Hernández tiene una relación cercana con el jefe de gabinete de Trump, el general John Kelly, desde los días en que Kelly era el comandante del Comando Sur de los EEUU en Miami. El presidente hondureño es visto por los funcionarios del gobierno de Trump como una especie de dictador benigno, un líder de un país pobre que ha logrado reducir la tasa de homicidios del país, que es una de las más altas del mundo.

Hernández también es visto entre los asesores de Trump como uno de los pocos aliados sólidos de Estados Unidos en América Central, donde Nicaragua y El Salvador son gobernados por ex guerrilleros marxistas que son aliados de Venezuela.

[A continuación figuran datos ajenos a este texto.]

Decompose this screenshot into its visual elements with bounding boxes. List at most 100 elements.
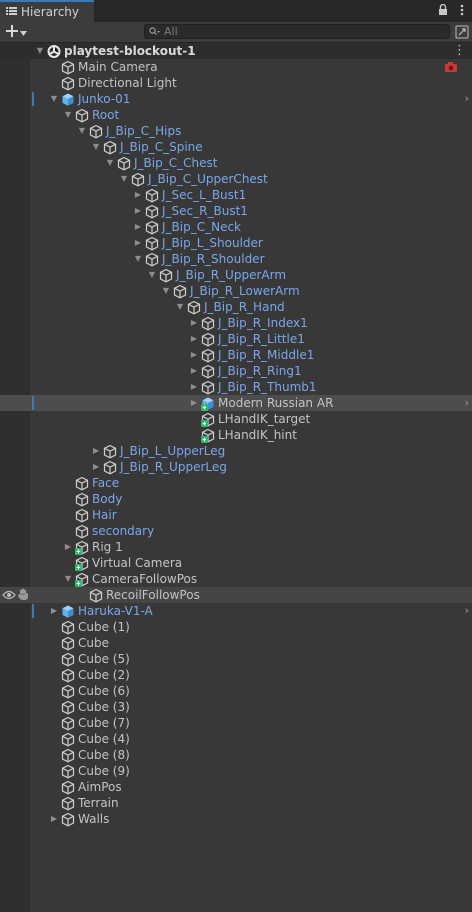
foldout-collapsed-icon[interactable]: ▶ xyxy=(188,347,200,363)
hierarchy-row[interactable]: Cube (7) xyxy=(0,715,472,731)
hierarchy-row[interactable]: Directional Light xyxy=(0,75,472,91)
search-input[interactable] xyxy=(164,25,424,38)
hierarchy-row[interactable]: Cube (1) xyxy=(0,619,472,635)
hierarchy-row[interactable]: ▼ J_Bip_C_UpperChest xyxy=(0,171,472,187)
hierarchy-row[interactable]: ▼ J_Bip_C_Spine xyxy=(0,139,472,155)
gameobject-icon xyxy=(103,443,117,459)
hierarchy-row[interactable]: ▼ J_Bip_C_Chest xyxy=(0,155,472,171)
foldout-collapsed-icon[interactable]: ▶ xyxy=(188,363,200,379)
hierarchy-row[interactable]: ▶ J_Bip_L_Shoulder xyxy=(0,235,472,251)
hierarchy-row[interactable]: ▼ Junko-01 › xyxy=(0,91,472,107)
foldout-collapsed-icon[interactable]: ▶ xyxy=(90,443,102,459)
row-label: Cube (4) xyxy=(78,732,130,746)
hierarchy-row[interactable]: Body xyxy=(0,491,472,507)
hierarchy-row[interactable]: ▼ Root xyxy=(0,107,472,123)
scene-row[interactable]: ▼ playtest-blockout-1 ⋮ xyxy=(0,43,472,59)
foldout-expanded-icon[interactable]: ▼ xyxy=(160,283,172,299)
hierarchy-row[interactable]: Cube (6) xyxy=(0,683,472,699)
foldout-expanded-icon[interactable]: ▼ xyxy=(34,43,46,59)
hierarchy-row[interactable]: Terrain xyxy=(0,795,472,811)
visibility-eye-icon[interactable] xyxy=(2,589,16,601)
foldout-collapsed-icon[interactable]: ▶ xyxy=(132,187,144,203)
hierarchy-row[interactable]: Cube (9) xyxy=(0,763,472,779)
hierarchy-row[interactable]: ▶ J_Bip_R_UpperLeg xyxy=(0,459,472,475)
hierarchy-row[interactable]: ▶ J_Bip_R_Ring1 xyxy=(0,363,472,379)
prefab-override-marker xyxy=(32,604,34,618)
hierarchy-row[interactable]: ▶ J_Bip_L_UpperLeg xyxy=(0,443,472,459)
gameobject-icon xyxy=(145,203,159,219)
row-label: Cube (1) xyxy=(78,620,130,634)
hierarchy-row[interactable]: ▼ J_Bip_R_Hand xyxy=(0,299,472,315)
hierarchy-row[interactable]: Virtual Camera xyxy=(0,555,472,571)
lock-icon[interactable] xyxy=(438,3,448,19)
foldout-collapsed-icon[interactable]: ▶ xyxy=(48,603,60,619)
hierarchy-row[interactable]: ▼ J_Bip_R_LowerArm xyxy=(0,283,472,299)
open-prefab-chevron-icon[interactable]: › xyxy=(465,603,469,619)
hierarchy-row[interactable]: ▶ J_Bip_C_Neck xyxy=(0,219,472,235)
hierarchy-row[interactable]: Hair xyxy=(0,507,472,523)
hierarchy-row[interactable]: Cube (4) xyxy=(0,731,472,747)
foldout-expanded-icon[interactable]: ▼ xyxy=(118,171,130,187)
script-gameobject-icon xyxy=(75,539,89,555)
foldout-expanded-icon[interactable]: ▼ xyxy=(104,155,116,171)
hierarchy-row[interactable]: secondary xyxy=(0,523,472,539)
hierarchy-row[interactable]: ▼ J_Bip_R_UpperArm xyxy=(0,267,472,283)
window-tab-bar: Hierarchy xyxy=(0,0,472,23)
hierarchy-row[interactable]: ▶ J_Bip_R_Little1 xyxy=(0,331,472,347)
hierarchy-row[interactable]: ▶ Modern Russian AR › xyxy=(0,395,472,411)
hierarchy-row[interactable]: LHandIK_hint xyxy=(0,427,472,443)
row-label: J_Bip_C_Chest xyxy=(134,156,218,170)
foldout-expanded-icon[interactable]: ▼ xyxy=(76,123,88,139)
hierarchy-row[interactable]: ▼ J_Bip_R_Shoulder xyxy=(0,251,472,267)
hierarchy-row[interactable]: RecoilFollowPos xyxy=(0,587,472,603)
foldout-expanded-icon[interactable]: ▼ xyxy=(90,139,102,155)
hierarchy-row[interactable]: LHandIK_target xyxy=(0,411,472,427)
hierarchy-row[interactable]: Face xyxy=(0,475,472,491)
hierarchy-row[interactable]: ▶ J_Bip_R_Thumb1 xyxy=(0,379,472,395)
create-dropdown-button[interactable] xyxy=(6,23,32,41)
pickability-hand-icon[interactable] xyxy=(17,588,29,601)
foldout-collapsed-icon[interactable]: ▶ xyxy=(132,219,144,235)
hierarchy-row[interactable]: ▶ Rig 1 xyxy=(0,539,472,555)
hierarchy-row[interactable]: ▶ Haruka-V1-A › xyxy=(0,603,472,619)
scene-menu-icon[interactable]: ⋮ xyxy=(453,43,466,59)
foldout-collapsed-icon[interactable]: ▶ xyxy=(188,331,200,347)
foldout-collapsed-icon[interactable]: ▶ xyxy=(90,459,102,475)
hierarchy-row[interactable]: ▶ J_Bip_R_Middle1 xyxy=(0,347,472,363)
hierarchy-row[interactable]: Cube (3) xyxy=(0,699,472,715)
foldout-collapsed-icon[interactable]: ▶ xyxy=(62,539,74,555)
foldout-collapsed-icon[interactable]: ▶ xyxy=(132,235,144,251)
hierarchy-row[interactable]: ▶ J_Sec_R_Bust1 xyxy=(0,203,472,219)
hierarchy-row[interactable]: Main Camera xyxy=(0,59,472,75)
foldout-expanded-icon[interactable]: ▼ xyxy=(132,251,144,267)
foldout-collapsed-icon[interactable]: ▶ xyxy=(188,315,200,331)
hierarchy-row[interactable]: ▶ Walls xyxy=(0,811,472,827)
foldout-collapsed-icon[interactable]: ▶ xyxy=(188,395,200,411)
hierarchy-row[interactable]: Cube xyxy=(0,635,472,651)
hierarchy-row[interactable]: ▶ J_Sec_L_Bust1 xyxy=(0,187,472,203)
gameobject-icon xyxy=(61,731,75,747)
foldout-collapsed-icon[interactable]: ▶ xyxy=(132,203,144,219)
hierarchy-row[interactable]: Cube (5) xyxy=(0,651,472,667)
foldout-expanded-icon[interactable]: ▼ xyxy=(62,571,74,587)
foldout-expanded-icon[interactable]: ▼ xyxy=(48,91,60,107)
foldout-collapsed-icon[interactable]: ▶ xyxy=(48,811,60,827)
hierarchy-tab[interactable]: Hierarchy xyxy=(0,0,94,22)
foldout-expanded-icon[interactable]: ▼ xyxy=(146,267,158,283)
hierarchy-row[interactable]: ▼ CameraFollowPos xyxy=(0,571,472,587)
more-options-icon[interactable] xyxy=(460,4,464,19)
hierarchy-row[interactable]: Cube (2) xyxy=(0,667,472,683)
gameobject-icon xyxy=(75,523,89,539)
open-prefab-chevron-icon[interactable]: › xyxy=(465,395,469,411)
hierarchy-row[interactable]: ▼ J_Bip_C_Hips xyxy=(0,123,472,139)
open-prefab-chevron-icon[interactable]: › xyxy=(465,91,469,107)
search-field[interactable] xyxy=(144,24,450,39)
hierarchy-row[interactable]: Cube (8) xyxy=(0,747,472,763)
scene-visibility-filter-icon[interactable] xyxy=(455,25,469,39)
foldout-expanded-icon[interactable]: ▼ xyxy=(174,299,186,315)
foldout-expanded-icon[interactable]: ▼ xyxy=(62,107,74,123)
hierarchy-row[interactable]: AimPos xyxy=(0,779,472,795)
foldout-collapsed-icon[interactable]: ▶ xyxy=(188,379,200,395)
gameobject-icon xyxy=(61,75,75,91)
hierarchy-row[interactable]: ▶ J_Bip_R_Index1 xyxy=(0,315,472,331)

Pero no se puede negar que Hernández ha acaparado prácticamente todos los poderes en Honduras, en forma parecida a la que lo han hecho los gobernantes izquierdistas de Venezuela, Bolivia y Nicaragua. Puso a allegados suyos en la Corte Suprema y el Tribunal Supremo Electoral, y cambió las leyes para poder postularse para un nuevo mandato de cuatro años, en contra de lo que permitía la constitución.

Las recientes elecciones hondureñas supervisadas por el Tribunal Supremo Electoral controlado por Hernández fueron tan turbias que la misión de observación electoral de la OEA se fue sin emitir un veredicto. En un informe del 6 de diciembre, la misión de la OEA dijo que las elecciones se vieron empañadas por una “falta de garantías y transparencia” y una “acumulación de irregularidades, errores y fallas sistemicas”.

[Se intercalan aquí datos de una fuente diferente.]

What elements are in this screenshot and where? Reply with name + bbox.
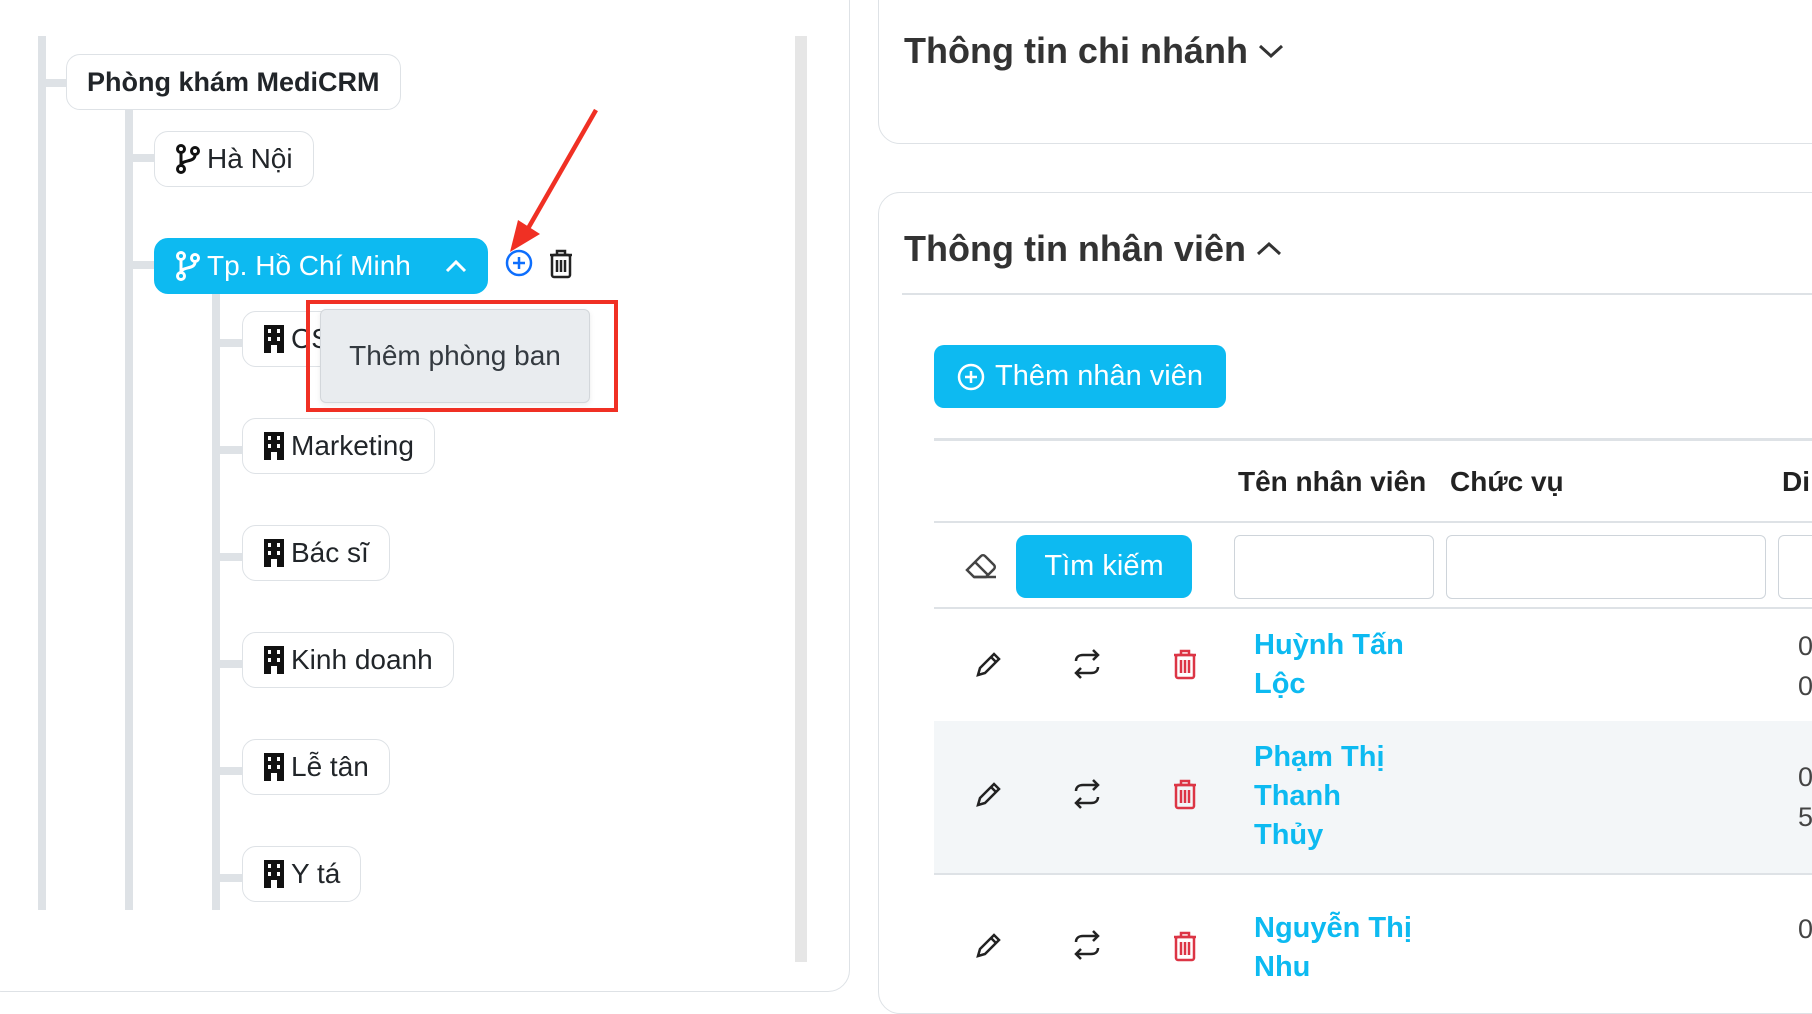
git-branch-icon — [176, 144, 200, 174]
tree-department-label: Y tá — [291, 858, 341, 889]
staff-name-line: Huỳnh Tấn — [1254, 629, 1404, 661]
tree-connector — [220, 339, 242, 347]
tree-department-le-tan[interactable]: Lễ tân — [242, 739, 390, 795]
cut-column-value: 0 — [1798, 909, 1812, 949]
divider — [934, 873, 1812, 875]
staff-info-title: Thông tin nhân viên — [904, 228, 1246, 269]
staff-name-link[interactable]: Phạm Thị Thanh Thủy — [1254, 738, 1385, 855]
swap-icon[interactable] — [1072, 930, 1102, 960]
table-top-border — [934, 438, 1812, 441]
chevron-up-icon — [1256, 241, 1281, 256]
column-header-position[interactable]: Chức vụ — [1450, 466, 1564, 498]
building-icon — [264, 753, 284, 781]
cut-filter-input[interactable] — [1778, 535, 1812, 599]
staff-name-line: Thanh — [1254, 780, 1341, 812]
tree-connector — [220, 767, 242, 775]
name-filter-input[interactable] — [1234, 535, 1434, 599]
tree-line-root — [38, 36, 46, 910]
tree-department-bac-si[interactable]: Bác sĩ — [242, 525, 390, 581]
staff-info-header[interactable]: Thông tin nhân viên — [904, 228, 1282, 270]
tree-connector — [46, 79, 68, 87]
cut-column-line: 5 — [1798, 802, 1812, 832]
staff-name-line: Thủy — [1254, 819, 1324, 851]
tree-branch-label: Hà Nội — [207, 143, 293, 174]
cut-column-value: 0 0 — [1798, 626, 1812, 706]
tree-branch-ha-noi[interactable]: Hà Nội — [154, 131, 314, 187]
cut-column-line: 0 — [1798, 762, 1812, 792]
cut-column-line: 0 — [1798, 914, 1812, 944]
staff-name-line: Nhu — [1254, 951, 1311, 983]
column-header-name[interactable]: Tên nhân viên — [1238, 466, 1426, 498]
tree-connector — [220, 874, 242, 882]
annotation-highlight-box — [306, 300, 618, 412]
pencil-icon[interactable] — [974, 779, 1004, 809]
staff-name-line: Lộc — [1254, 668, 1306, 700]
git-branch-icon — [176, 251, 200, 281]
tree-department-kinh-doanh[interactable]: Kinh doanh — [242, 632, 454, 688]
eraser-icon[interactable] — [964, 550, 1000, 582]
building-icon — [264, 432, 284, 460]
tree-department-label: Kinh doanh — [291, 644, 433, 675]
column-header-cut[interactable]: Di — [1782, 466, 1810, 498]
tree-department-y-ta[interactable]: Y tá — [242, 846, 362, 902]
swap-icon[interactable] — [1072, 779, 1102, 809]
branch-info-title: Thông tin chi nhánh — [904, 30, 1248, 71]
swap-icon[interactable] — [1072, 649, 1102, 679]
tree-connector — [220, 660, 242, 668]
cut-column-value: 0 5 — [1798, 757, 1812, 837]
tree-department-label: Lễ tân — [291, 751, 369, 782]
staff-name-link[interactable]: Nguyễn Thị Nhu — [1254, 909, 1412, 987]
tree-scrollbar[interactable] — [795, 36, 807, 962]
search-button-label: Tìm kiếm — [1044, 550, 1164, 582]
staff-name-line: Nguyễn Thị — [1254, 912, 1412, 944]
add-circle-icon — [957, 363, 985, 390]
tree-connector — [220, 446, 242, 454]
search-button[interactable]: Tìm kiếm — [1016, 535, 1192, 598]
pencil-icon[interactable] — [974, 930, 1004, 960]
tree-line-branches — [125, 110, 133, 910]
divider — [934, 521, 1812, 523]
tree-line-departments — [212, 290, 220, 910]
position-filter-input[interactable] — [1446, 535, 1766, 599]
add-staff-button[interactable]: Thêm nhân viên — [934, 345, 1226, 408]
add-staff-label: Thêm nhân viên — [995, 360, 1203, 392]
branch-info-header[interactable]: Thông tin chi nhánh — [904, 30, 1284, 72]
divider — [902, 293, 1812, 295]
tree-branch-tp-hcm[interactable]: Tp. Hồ Chí Minh — [154, 238, 488, 294]
tree-department-label: Marketing — [291, 430, 414, 461]
tree-connector — [220, 553, 242, 561]
staff-name-link[interactable]: Huỳnh Tấn Lộc — [1254, 626, 1404, 704]
tree-root-label: Phòng khám MediCRM — [87, 66, 380, 97]
pencil-icon[interactable] — [974, 649, 1004, 679]
annotation-arrow-icon — [510, 108, 598, 252]
tree-branch-label: Tp. Hồ Chí Minh — [207, 250, 411, 281]
building-icon — [264, 539, 284, 567]
building-icon — [264, 860, 284, 888]
cut-column-line: 0 — [1798, 671, 1812, 701]
chevron-down-icon — [1258, 44, 1283, 59]
building-icon — [264, 646, 284, 674]
tree-department-marketing[interactable]: Marketing — [242, 418, 435, 474]
cut-column-line: 0 — [1798, 631, 1812, 661]
tree-root-node[interactable]: Phòng khám MediCRM — [66, 54, 401, 110]
trash-icon[interactable] — [1172, 648, 1198, 680]
branch-info-card — [878, 0, 1812, 144]
tree-department-label: Bác sĩ — [291, 537, 369, 568]
building-icon — [264, 325, 284, 353]
trash-icon[interactable] — [1172, 930, 1198, 962]
trash-icon[interactable] — [1172, 778, 1198, 810]
staff-name-line: Phạm Thị — [1254, 741, 1385, 773]
chevron-up-icon[interactable] — [445, 259, 467, 273]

El TSE misteriosamente interrumpió el conteo de votos cuando Nasralla ganaba por 5 puntos porcentuales, con el 57 por ciento de los votos contados. Luego, varias horas después, los resultados del TSE empezaron a mostrar a Hernández achicando la diferencia. Más tarde, Hernández ganaba por el 1.5 por ciento de los votos.

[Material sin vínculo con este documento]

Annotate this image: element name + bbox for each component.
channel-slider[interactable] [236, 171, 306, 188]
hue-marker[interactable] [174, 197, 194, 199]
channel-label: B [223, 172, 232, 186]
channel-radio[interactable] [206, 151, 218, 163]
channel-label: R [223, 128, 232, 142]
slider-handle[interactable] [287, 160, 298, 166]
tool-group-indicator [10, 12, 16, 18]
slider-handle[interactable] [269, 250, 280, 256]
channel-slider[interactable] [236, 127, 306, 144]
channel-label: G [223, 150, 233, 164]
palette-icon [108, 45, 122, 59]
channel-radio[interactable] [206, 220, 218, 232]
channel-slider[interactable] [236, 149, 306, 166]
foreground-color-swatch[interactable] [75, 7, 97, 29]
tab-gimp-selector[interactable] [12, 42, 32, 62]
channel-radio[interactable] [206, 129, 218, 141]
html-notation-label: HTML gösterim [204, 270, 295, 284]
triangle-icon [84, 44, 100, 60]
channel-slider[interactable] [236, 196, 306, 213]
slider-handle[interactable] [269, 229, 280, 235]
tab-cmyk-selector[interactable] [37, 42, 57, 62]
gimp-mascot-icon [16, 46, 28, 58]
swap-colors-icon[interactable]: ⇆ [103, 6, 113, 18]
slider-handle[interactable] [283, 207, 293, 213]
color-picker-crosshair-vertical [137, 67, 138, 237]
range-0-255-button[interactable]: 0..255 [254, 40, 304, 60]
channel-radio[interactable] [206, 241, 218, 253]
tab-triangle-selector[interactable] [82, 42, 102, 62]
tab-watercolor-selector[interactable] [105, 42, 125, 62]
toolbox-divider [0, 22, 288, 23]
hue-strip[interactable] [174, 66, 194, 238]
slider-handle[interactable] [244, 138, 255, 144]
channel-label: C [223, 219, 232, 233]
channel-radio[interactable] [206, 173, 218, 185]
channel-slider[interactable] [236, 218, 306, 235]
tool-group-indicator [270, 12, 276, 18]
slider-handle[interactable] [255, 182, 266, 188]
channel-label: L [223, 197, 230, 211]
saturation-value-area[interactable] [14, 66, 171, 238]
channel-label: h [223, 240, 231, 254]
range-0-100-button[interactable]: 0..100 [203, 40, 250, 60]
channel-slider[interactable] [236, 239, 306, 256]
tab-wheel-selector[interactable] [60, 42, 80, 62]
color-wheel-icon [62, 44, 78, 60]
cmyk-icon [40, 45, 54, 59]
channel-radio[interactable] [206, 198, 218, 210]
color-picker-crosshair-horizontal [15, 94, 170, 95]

Nasralla, un ex conductor de televisión cuyo principal apoyo político es el ex presidente Manuel Zelaya, un aliado del régimen venezolano que también trató de perpetuarse en el poder, calificó los resultados electorales como un fraude. Hubo violentas protestas en las calles que dejaron al menos cuatro muertos, incluida una adolescente.

¿Qué dijo Estados Unidos a todo esto? Muy poco. Después de varias declaraciones llamando a la calma, la portavoz del Departamento de Estado, Heather Neuert, dijo más de una semana y media después de las elecciones que “estamos trabajando con autoridades y líderes políticos hondureños para aumentar la transparencia y la rendición de cuentas allí”.

Fue una declaración sumamente blanda, especialmente comparada con las justificadamente duras denuncias del Departamento de Estado contra los abusos electorales de regímenes izquierdistas.

Para ser creíble, el gobierno de Trump debe entender que no hay tal cosa como un dictador bueno. Aliarse con autócratas de derecha es moralmente incorrecto, socava las acertadas críticas a los dictadores de izquierda y, tarde o temprano, repercute en contra de Estados Unidos.